During my oh so long college years when I FINALLY started in on the good stuff, that is my major, Special Ed., we often heard the phrase, “people first language”. I even had a professor that you would get a thorough tongue lashing if you did not use it. Now let me be honest, I don’t always walk on the politically correct side of the issues. Some of it is just plain ridiculous but I wholeheartedly agree on this issue in special education. So, let’s just get down to it. I HATE the word ‘autistic’ or ‘disabled’. If you use those words around me you will see me cringe or step back a bit even if I am trying not to do it. Here is the thing. A person HAS autism. They are NOT autism. There is more to people then their disability. When you call someone disabled or autistic they become that label. It is hard to see past the label and to the person. I am not talking about using the r-word in this post. Trust me, that deserves its own entry and I will get to that.
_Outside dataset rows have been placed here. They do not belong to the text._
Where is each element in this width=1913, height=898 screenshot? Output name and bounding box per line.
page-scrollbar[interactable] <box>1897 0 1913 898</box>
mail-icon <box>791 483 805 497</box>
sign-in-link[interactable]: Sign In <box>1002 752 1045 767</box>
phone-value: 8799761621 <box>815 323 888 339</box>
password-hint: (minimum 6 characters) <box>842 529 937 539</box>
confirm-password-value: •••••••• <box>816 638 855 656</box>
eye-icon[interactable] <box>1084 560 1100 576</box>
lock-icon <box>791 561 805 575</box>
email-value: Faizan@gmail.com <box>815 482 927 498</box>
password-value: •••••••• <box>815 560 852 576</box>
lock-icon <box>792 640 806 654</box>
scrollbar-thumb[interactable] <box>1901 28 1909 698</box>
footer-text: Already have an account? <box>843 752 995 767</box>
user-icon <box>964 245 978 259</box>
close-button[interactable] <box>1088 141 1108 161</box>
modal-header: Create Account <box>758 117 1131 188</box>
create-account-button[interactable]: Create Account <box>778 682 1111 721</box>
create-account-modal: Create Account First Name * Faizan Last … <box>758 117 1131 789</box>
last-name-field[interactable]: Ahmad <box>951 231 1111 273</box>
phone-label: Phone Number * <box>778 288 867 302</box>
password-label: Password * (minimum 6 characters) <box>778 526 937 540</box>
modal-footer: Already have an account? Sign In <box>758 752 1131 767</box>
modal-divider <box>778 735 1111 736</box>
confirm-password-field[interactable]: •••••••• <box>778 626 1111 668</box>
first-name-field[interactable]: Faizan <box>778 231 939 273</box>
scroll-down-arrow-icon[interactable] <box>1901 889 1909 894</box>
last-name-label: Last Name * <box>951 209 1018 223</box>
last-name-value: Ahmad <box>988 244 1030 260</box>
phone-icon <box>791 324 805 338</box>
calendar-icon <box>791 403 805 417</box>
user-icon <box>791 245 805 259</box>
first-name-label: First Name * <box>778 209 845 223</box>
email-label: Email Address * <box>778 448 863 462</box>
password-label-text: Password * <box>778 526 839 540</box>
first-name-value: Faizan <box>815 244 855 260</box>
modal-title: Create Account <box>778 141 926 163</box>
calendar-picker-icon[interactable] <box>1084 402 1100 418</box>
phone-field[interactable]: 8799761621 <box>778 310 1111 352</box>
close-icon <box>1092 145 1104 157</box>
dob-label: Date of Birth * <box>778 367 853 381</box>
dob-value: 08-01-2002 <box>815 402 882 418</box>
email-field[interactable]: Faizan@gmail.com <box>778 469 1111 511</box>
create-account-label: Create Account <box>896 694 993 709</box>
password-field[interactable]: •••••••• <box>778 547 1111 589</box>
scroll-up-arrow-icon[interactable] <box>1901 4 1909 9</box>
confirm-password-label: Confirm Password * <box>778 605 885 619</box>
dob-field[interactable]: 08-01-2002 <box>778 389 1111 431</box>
In my professional life I am surprised by how many people that actually work in the field still use the word autistic or disabled. I have had to use my discretion when deciding who to correct and give a mini lesson to. I don’t want to make too many enemies at work! Once I nicely explain the mistake they either see the point or choose to disregard it. It’s their choice to make. When I don’t have time to educate or feel like I shouldn’t I usually just try to reword what they have said into using the term correctly like, “Oh, that is your student WITH autism you are talking about.”
I make an exception when I am talking to parents of children with a disability or a person with a disability. I consider it their choice on how they want to refer to themselves or their children. I feel like they are the experts in this area, not me. So, here is the question. If you are a parent or a person with a disability, what do you feel about people first language? Do you use it? Would you be offended if someone corrected you?
Last Fall I was privileged to attend a conference where Temple Grandin was the speaker. I even had the honor of meeting her and having her autograph some books. I LOVE Temple Grandin. She is brilliant and surprisingly, very funny! She has contributed so much to the field of autism. She has shone valuable light on an area that had seemed foreign not so long ago. Temple Grandin uses the word autistic all the time. I am not about to be the one to correct her. I think she can decide how she refers to herself and the autism community in general!